Publications
Publications
- September 15, 2021
- Bioinformatics
Improving Deconvolution Methods in Biology Through Open Innovation Competitions: An Application to the Connectivity Map
By: Andrea Blasco, Ted Natoli, Michael G. Endres, Rinat A. Sergeev, Steven Randazzo, Jin Hyun Paik, N.J. Maximilian Macaluso, Rajiv Narayan, Xiaodong Lu, David Peck, Karim R. Lakhani and Aravind Subramanian
Abstract
A recurring problem in biomedical research is how to isolate signals of distinct populations (cell types, tissues, and genes) from composite measures obtained by a single analyte or sensor. Existing computational deconvolution approaches work well in many specific settings, but they might be suboptimal in more general applications. Here, we describe new methods that were obtained via an open innovation competition. The goal of the competition was to characterize the expression of 1,000 genes from 500 composite measurements, which constitutes the approach of a new assay, called L1000, used to scale-up the Connectivity Map (CMap)—a catalog of millions of perturbational gene expression profiles.
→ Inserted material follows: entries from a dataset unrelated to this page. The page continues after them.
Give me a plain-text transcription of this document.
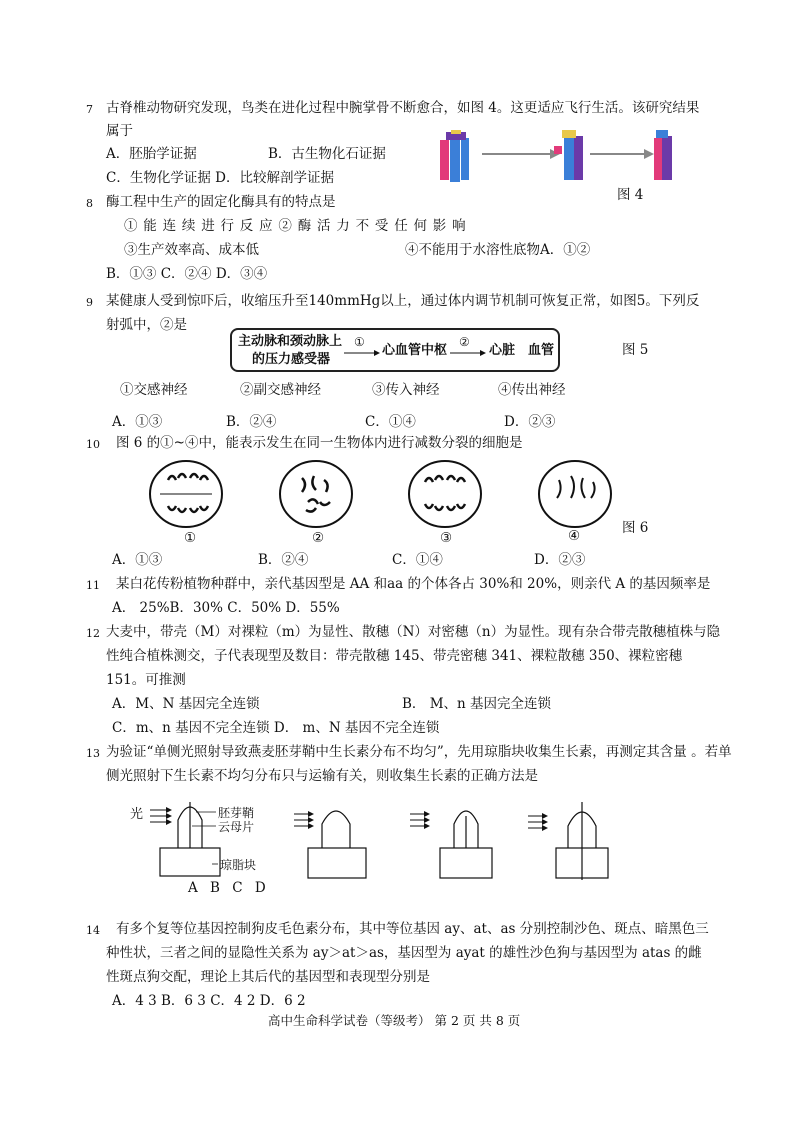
7 古脊椎动物研究发现，鸟类在进化过程中腕掌骨不断愈合，如图 4。这更适应飞行生活。该研究结果
属于
A．胚胎学证据	B．古生物化石证据
C．生物化学证据 D．比较解剖学证据
图 4
8 酶工程中生产的固定化酶具有的特点是
①能连续进行反应②酶活力不受任何影响
③生产效率高、成本低	④不能用于水溶性底物A．①②
B．①③ C．②④ D．③④
9 某健康人受到惊吓后，收缩压升至140mmHg以上，通过体内调节机制可恢复正常，如图5。下列反
射弧中，②是
主动脉和颈动脉上
的压力感受器
①
心血管中枢
②
心脏 血管	图 5
①交感神经	②副交感神经	③传入神经	④传出神经
A．①③	B．②④	C．①④	D．②③
10 图 6 的①~④中，能表示发生在同一生物体内进行减数分裂的细胞是
①	②	③	④	图 6
A．①③	B．②④	C．①④	D．②③
11 某白花传粉植物种群中，亲代基因型是 AA 和aa 的个体各占 30%和 20%，则亲代 A 的基因频率是
A． 25%B．30% C．50% D．55%
12 大麦中，带壳（M）对裸粒（m）为显性、散穗（N）对密穗（n）为显性。现有杂合带壳散穗植株与隐
性纯合植株测交，子代表现型及数目：带壳散穗 145、带壳密穗 341、裸粒散穗 350、裸粒密穗
151。可推测
A．M、N 基因完全连锁	B． M、n 基因完全连锁
C．m、n 基因不完全连锁 D． m、N 基因不完全连锁
13 为验证“单侧光照射导致燕麦胚芽鞘中生长素分布不均匀”，先用琼脂块收集生长素，再测定其含量 。若单
侧光照射下生长素不均匀分布只与运输有关，则收集生长素的正确方法是
光	胚芽鞘
云母片
琼脂块
A B C D
14 有多个复等位基因控制狗皮毛色素分布，其中等位基因 ay、at、as 分别控制沙色、斑点、暗黑色三
种性状，三者之间的显隐性关系为 ay＞at＞as，基因型为 ayat 的雄性沙色狗与基因型为 atas 的雌
性斑点狗交配，理论上其后代的基因型和表现型分别是
A．4 3 B．6 3 C．4 2 D．6 2
高中生命科学试卷（等级考） 第 2 页 共 8 页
The competition used a novel dataset of 2,200 profiles and attracted 294 competitors from 20 countries. The top-nine performing methods ranged from machine learning approaches (Convolutional Neural Networks and Random Forests) to more traditional ones (Gaussian Mixtures and k-means). These solutions were faster and more accurate than the benchmark and likely have applications beyond gene expression.
Keywords
Citation
Blasco, Andrea, Ted Natoli, Michael G. Endres, Rinat A. Sergeev, Steven Randazzo, Jin Hyun Paik, N.J. Maximilian Macaluso, Rajiv Narayan, Xiaodong Lu, David Peck, Karim R. Lakhani, and Aravind Subramanian. "Improving Deconvolution Methods in Biology Through Open Innovation Competitions: An Application to the Connectivity Map." Bioinformatics 37, no. 18 (September 15, 2021).